While Mizoram and Tripura are among the toppers in literacy in India, another northeastern state, Arunachal Pradesh (66.95 percent), is placed second lowest in literacy in the country, just above Bihar, which recorded the least literacy of 63.82 percent. Kerala follows Tripura with 94 percent literacy.

Sarkar said that after Tripura attained 87.75 percent literacy in 2011, a government survey was conducted by the eight district magistrates in August 2012 which found that only 131,634 people of the state’s 37 lakh people, including those aged 50 and above, were illiterate.

“Over 8,254 voluntary literacy workers (VLW) have worked tremendously with full dedication under 8,152 literacy centres to make the leftover (131,634 people) unlettered people literate,” the chief minister said.

Over 85 master trainers have supervised the work of the VLWs, who have worked at the village and habitation levels.

Anganwadi workers under the social welfare department have also assisted the VLWs in their endeavour.

“The final evaluation of the neo-literate people was conducted across the state in August last year under the supervision of the (Kolkata-based) Indian Statistical Institution (ISI) and (Noida-based) National Institute of Open Schooling (NIOS),” the chief minister said.

Both the ISI and the NIOS are national institutes recognised by the National Literacy Mission, under the union human resource development ministry.

Sarkar said the Left Front government has concurrently taken up a literacy programme and a job-oriented occupational training programme for the neo-literate so that they can become self-reliant.

“To build up sustainable livelihood, the state government is also considering providing financial, technical and logistical support to those who complete the literacy course and skill development training,” he said.

“Much before the UN proclaimed the ‘literacy and sustainable development’ scheme a few years back, the Left Front government in Tripura took the scheme with all sincerity,” Sarkar said.

According to the 2011 census, the literacy level is 94 percent in Kerala, 91.58 percent in Mizoram and 88.7 percent in Goa, among the most literate states in India.

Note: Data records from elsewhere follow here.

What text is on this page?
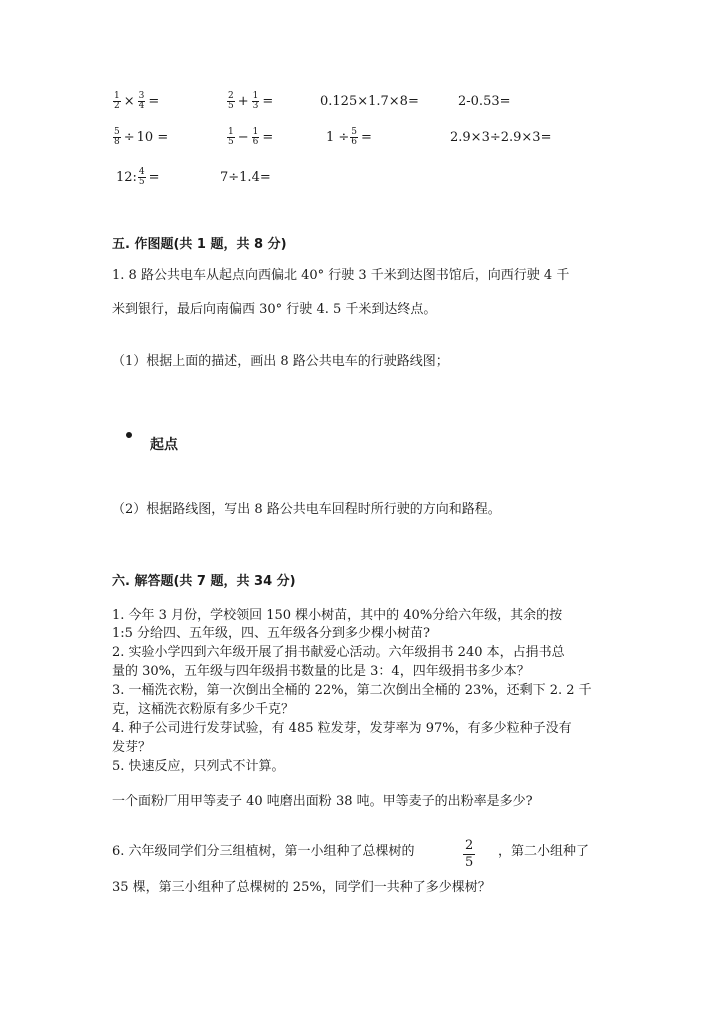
$\frac{1}{2} \times \frac{3}{4}$ =	$\frac{2}{5} + \frac{1}{3}$ =	0.125×1.7×8=	2-0.53=
$\frac{5}{8} \div 10$ =	$\frac{1}{5} - \frac{1}{6}$ =	$1 \div \frac{5}{6}$ =	2.9×3÷2.9×3=
12: $\frac{4}{5}$ =	7÷1.4=
五. 作图题(共 1 题，共 8 分)
1. 8 路公共电车从起点向西偏北 40° 行驶 3 千米到达图书馆后，向西行驶 4 千
米到银行，最后向南偏西 30° 行驶 4. 5 千米到达终点。
（1）根据上面的描述，画出 8 路公共电车的行驶路线图；
起点
（2）根据路线图，写出 8 路公共电车回程时所行驶的方向和路程。
六. 解答题(共 7 题，共 34 分)
1. 今年 3 月份，学校领回 150 棵小树苗，其中的 40%分给六年级，其余的按
1:5 分给四、五年级，四、五年级各分到多少棵小树苗?
2. 实验小学四到六年级开展了捐书献爱心活动。六年级捐书 240 本，占捐书总
量的 30%，五年级与四年级捐书数量的比是 3：4，四年级捐书多少本？
3. 一桶洗衣粉，第一次倒出全桶的 22%，第二次倒出全桶的 23%，还剩下 2. 2 千
克，这桶洗衣粉原有多少千克？
4. 种子公司进行发芽试验，有 485 粒发芽，发芽率为 97%，有多少粒种子没有
发芽？
5. 快速反应，只列式不计算。
一个面粉厂用甲等麦子 40 吨磨出面粉 38 吨。甲等麦子的出粉率是多少?
6. 六年级同学们分三组植树，第一小组种了总棵树的	$\frac{2}{5}$ ，第二小组种了
35 棵，第三小组种了总棵树的 25%，同学们一共种了多少棵树？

The national literacy rate, according to the 2011 census, is 74.04 percent.
Tripura’s Information and Cultural Affairs Minister Bhanulal Saha said the state government has just not tried to make people literate, it has undertaken specific plans to improve the functional literacy of the neo-literate.

The Tripura success story is attributed to the involvement of local government bodies, including gram panchayats, NGOs and local clubs under the close supervision of the State Literacy Mission Authority headed by the chief minister.

Former census director Dilip Acherjee, who has also held the post of school education department secretary in Tripura, told IANS: “In Tripura, increase of female literacy is better than their male counterparts.”

“The literacy rate of females during the period of 2001 and 2011 census rose from 64.91 to 83.15 percent, with an increase of 18.24 percent, while in the case of men the increase was just 11.18 percent — from 81 to 92.18 percent,” Acherjee said.